Lal Richa, Behari Anu, Hari Ranjit Hari Vijaya, Sikora Sadiq S, Yachha Surender Kumar, Kapoor Vinay Kumar
Department of Pediatric Surgery, Sanjay Gandhi Post Graduate Institute of Medical Sciences, Lucknow, 226014, India.
Pediatr Surg Int. 2013 Aug;29(8):777-86. doi: 10.1007/s00383-013-3333-5. Epub 2013 Jun 22.
An aberrant biliary ductal and vascular anatomy presents a technical challenge for choledochal cyst (CDC) surgery. Mismanagement may have unfavourable implications. This study highlights the spectrum, approach to their identification and management.
Forty of 117 (34 %) cases were identified to have an aberrant biliary ductal (n = 17) or arterial (n = 26) anatomy; 3 had both. The pancreaticobiliary anatomy was defined by an intraoperative cholangiogram (IOC) before January 2005 and a preoperative magnetic resonance cholangiopancreatogram (MRCP) subsequently.

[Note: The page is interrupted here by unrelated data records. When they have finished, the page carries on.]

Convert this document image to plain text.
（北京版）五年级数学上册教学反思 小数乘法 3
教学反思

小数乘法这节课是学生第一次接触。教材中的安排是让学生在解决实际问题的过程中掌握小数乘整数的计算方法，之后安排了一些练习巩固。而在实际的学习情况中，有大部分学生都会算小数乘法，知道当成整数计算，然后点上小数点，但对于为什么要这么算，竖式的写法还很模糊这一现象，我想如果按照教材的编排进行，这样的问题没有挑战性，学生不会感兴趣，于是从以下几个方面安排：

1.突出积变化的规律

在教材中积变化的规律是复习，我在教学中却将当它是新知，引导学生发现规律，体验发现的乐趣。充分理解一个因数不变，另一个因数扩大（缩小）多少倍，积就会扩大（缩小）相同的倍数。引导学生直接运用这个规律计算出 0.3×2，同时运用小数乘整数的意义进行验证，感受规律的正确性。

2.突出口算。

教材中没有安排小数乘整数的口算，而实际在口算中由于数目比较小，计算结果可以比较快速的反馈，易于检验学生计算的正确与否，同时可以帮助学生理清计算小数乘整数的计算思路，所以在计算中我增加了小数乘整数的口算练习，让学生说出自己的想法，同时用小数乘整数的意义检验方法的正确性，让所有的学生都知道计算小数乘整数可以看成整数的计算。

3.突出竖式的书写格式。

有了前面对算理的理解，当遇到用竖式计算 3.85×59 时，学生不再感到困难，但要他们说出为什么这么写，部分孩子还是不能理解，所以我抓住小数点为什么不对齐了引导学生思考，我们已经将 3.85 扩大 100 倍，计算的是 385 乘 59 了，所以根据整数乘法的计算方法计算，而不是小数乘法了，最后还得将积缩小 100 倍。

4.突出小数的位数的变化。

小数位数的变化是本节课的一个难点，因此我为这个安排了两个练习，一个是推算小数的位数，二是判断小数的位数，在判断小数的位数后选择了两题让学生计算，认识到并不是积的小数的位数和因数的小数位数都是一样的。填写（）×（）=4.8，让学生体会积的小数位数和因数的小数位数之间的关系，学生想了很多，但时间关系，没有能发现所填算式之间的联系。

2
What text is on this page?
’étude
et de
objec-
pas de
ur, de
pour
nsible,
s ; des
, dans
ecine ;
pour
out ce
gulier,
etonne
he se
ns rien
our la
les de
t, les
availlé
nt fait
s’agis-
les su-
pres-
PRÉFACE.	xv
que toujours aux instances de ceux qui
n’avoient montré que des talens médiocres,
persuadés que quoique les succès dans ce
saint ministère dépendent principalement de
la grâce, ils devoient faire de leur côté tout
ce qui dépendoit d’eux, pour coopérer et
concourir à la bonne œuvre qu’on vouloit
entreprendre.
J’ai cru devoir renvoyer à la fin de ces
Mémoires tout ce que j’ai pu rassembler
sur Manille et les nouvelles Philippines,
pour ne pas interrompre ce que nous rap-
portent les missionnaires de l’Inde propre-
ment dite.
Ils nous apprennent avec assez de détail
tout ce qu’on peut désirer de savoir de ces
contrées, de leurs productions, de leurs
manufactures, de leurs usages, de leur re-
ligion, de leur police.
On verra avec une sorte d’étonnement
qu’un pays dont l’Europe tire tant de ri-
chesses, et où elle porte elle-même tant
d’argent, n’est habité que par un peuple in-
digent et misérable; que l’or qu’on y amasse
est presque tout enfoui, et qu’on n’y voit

IOC missed 3 of 4 aberrant biliary ducts, while an MRCP accurately delineated 10 of 13 aberrant bile ducts. The significant biliary anomalies were: an aberrant right sectoral/segmental duct joining the common hepatic duct (CHD) or the cyst itself (n = 14), cystic duct (n = 1) and cystic duct-CHD junction (n = 1). The aberrant duct was incorporated into the biliary-enteric anastomosis (B-EA) by: (i) double ostia B-EA (n = 1), (ii) ductoplasty with single ostium B-EA for aberrant duct and CHD (n = 2), and (iii) transection of the CHD/cyst distal to the aberrant duct orifice with a single ostium B-EA (n = 13). The arterial anomalies were (i) replaced or accessory right hepatic artery (RHA) (n = 11) and (ii) RHA crossing anterior to the cyst (n = 15), which was repositioned posterior to the B-EA.

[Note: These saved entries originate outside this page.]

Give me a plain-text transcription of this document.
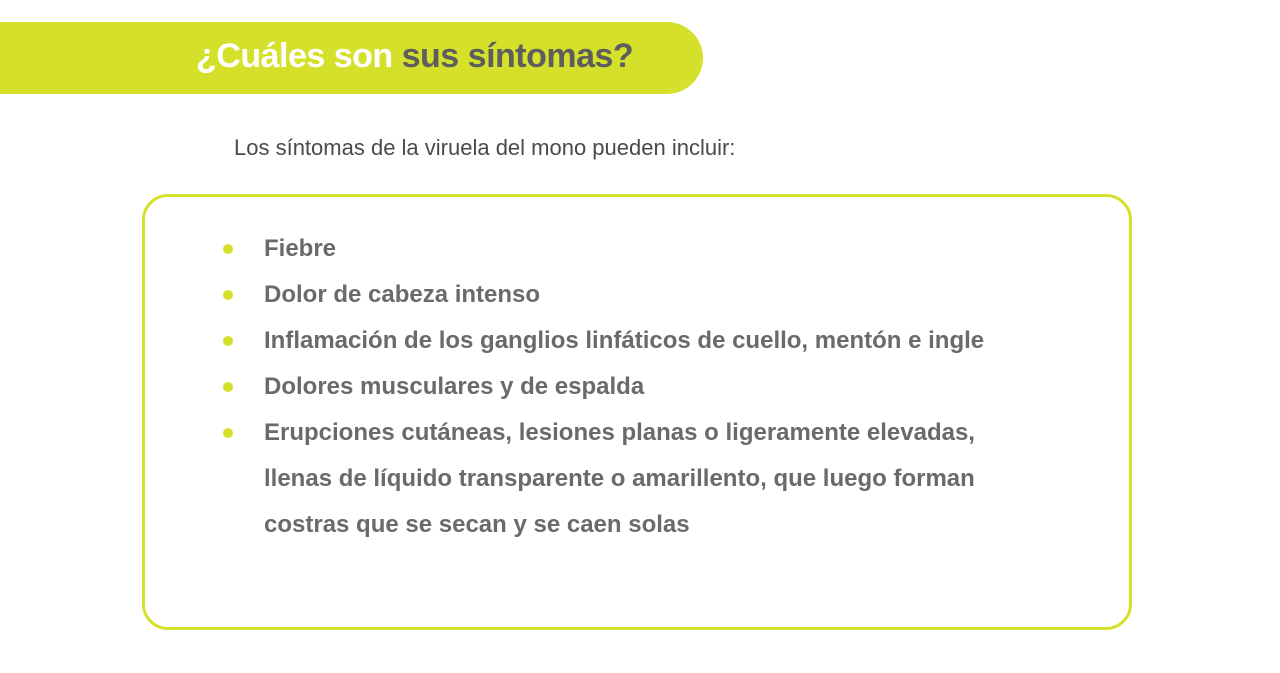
¿Cuáles son sus síntomas?

Los síntomas de la viruela del mono pueden incluir:

Fiebre
Dolor de cabeza intenso
Inflamación de los ganglios linfáticos de cuello, mentón e ingle
Dolores musculares y de espalda
Erupciones cutáneas, lesiones planas o ligeramente elevadas, llenas de líquido transparente o amarillento, que luego forman costras que se secan y se caen solas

It is important to consciously look for, appropriately identify and manage aberrant biliovascular anatomy. MRCP facilitates accurate preoperative delineation of aberrant duct anatomy. All major aberrant ducts need to be incorporated into the B-EA and aberrant arteries should not be ligated.
异常的胆管和血管解剖结构给胆总管囊肿(CDC)手术带来了技术挑战。处理不当可能会产生不利影响。本研究着重介绍了其范围、识别方法及处理措施。

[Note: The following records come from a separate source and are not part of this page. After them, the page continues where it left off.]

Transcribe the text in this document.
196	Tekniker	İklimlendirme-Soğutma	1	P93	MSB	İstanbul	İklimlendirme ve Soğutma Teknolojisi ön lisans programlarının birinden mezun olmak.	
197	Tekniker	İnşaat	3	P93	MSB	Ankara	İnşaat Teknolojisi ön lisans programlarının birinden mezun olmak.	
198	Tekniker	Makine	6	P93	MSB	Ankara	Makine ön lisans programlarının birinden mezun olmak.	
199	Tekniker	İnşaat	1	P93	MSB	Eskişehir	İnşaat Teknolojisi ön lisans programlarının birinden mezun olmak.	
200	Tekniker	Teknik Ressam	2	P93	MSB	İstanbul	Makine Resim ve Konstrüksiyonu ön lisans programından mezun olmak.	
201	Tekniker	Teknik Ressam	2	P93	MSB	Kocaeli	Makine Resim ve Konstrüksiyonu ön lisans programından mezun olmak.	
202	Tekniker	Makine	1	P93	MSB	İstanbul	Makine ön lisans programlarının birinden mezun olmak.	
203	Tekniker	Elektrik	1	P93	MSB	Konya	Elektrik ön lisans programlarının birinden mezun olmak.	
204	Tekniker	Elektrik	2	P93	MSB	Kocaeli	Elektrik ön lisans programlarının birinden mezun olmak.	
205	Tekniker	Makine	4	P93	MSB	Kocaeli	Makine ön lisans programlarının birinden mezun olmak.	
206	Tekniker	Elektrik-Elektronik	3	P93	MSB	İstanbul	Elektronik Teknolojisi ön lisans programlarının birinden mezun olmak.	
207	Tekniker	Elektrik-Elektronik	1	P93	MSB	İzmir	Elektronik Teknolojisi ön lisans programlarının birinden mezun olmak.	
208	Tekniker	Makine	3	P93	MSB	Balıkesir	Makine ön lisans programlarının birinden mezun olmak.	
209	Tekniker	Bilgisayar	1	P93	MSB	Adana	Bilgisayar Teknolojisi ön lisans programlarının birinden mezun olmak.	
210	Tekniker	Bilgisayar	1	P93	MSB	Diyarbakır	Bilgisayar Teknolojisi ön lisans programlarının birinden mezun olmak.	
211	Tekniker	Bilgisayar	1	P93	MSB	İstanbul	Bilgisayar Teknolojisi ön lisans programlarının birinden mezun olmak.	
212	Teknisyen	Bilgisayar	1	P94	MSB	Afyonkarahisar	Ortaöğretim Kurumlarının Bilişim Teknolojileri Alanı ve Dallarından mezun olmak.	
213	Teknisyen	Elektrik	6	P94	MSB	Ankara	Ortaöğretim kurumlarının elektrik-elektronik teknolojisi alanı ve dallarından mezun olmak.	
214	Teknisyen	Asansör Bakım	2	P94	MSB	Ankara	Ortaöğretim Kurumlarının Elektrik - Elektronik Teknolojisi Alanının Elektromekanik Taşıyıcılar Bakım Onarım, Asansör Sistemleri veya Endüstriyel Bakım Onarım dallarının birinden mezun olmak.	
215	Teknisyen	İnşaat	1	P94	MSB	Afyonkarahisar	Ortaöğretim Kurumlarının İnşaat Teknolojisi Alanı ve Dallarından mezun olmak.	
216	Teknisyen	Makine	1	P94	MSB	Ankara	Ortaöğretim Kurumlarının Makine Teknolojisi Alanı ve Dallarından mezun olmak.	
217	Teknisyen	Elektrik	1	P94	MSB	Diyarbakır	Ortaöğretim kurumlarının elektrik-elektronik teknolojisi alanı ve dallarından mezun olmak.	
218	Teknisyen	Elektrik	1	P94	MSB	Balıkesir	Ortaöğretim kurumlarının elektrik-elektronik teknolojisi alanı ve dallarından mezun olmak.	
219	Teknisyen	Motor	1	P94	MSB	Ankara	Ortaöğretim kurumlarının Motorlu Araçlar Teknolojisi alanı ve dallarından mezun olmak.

117例患者中有40例(34%)被确定存在异常胆管(n = 17)或动脉(n = 26)解剖结构;3例两者均有。2005年1月前通过术中胆管造影(IOC)确定胰胆管解剖结构,之后则通过术前磁共振胰胆管造影(MRCP)确定。
IOC漏诊了4条异常胆管中的3条,而MRCP准确描绘出了13条异常胆管中的10条。主要的胆管异常包括:异常的右叶/段胆管汇入肝总管(CHD)或囊肿本身(n = 14)、胆囊管(n = 1)以及胆囊管 - CHD汇合处(n = 1)。异常胆管通过以下方式纳入胆肠吻合术(B - EA):(i)双开口B - EA(n = 1),(ii)对异常胆管和CHD采用单开口B - EA的胆管成形术(n = 2),以及(iii)在异常胆管开口远端切断CHD/囊肿并采用单开口B - EA(n = 13)。动脉异常包括:(i)替代或副右肝动脉(RHA)(n = 11)和(ii)RHA从囊肿前方穿过(n = 15),后者被重新定位到B - EA后方。
有意识地寻找、正确识别并处理异常的胆血管解剖结构很重要。MRCP有助于术前准确描绘异常胆管解剖结构。所有主要的异常胆管都需要纳入B - EA,且不应结扎异常动脉。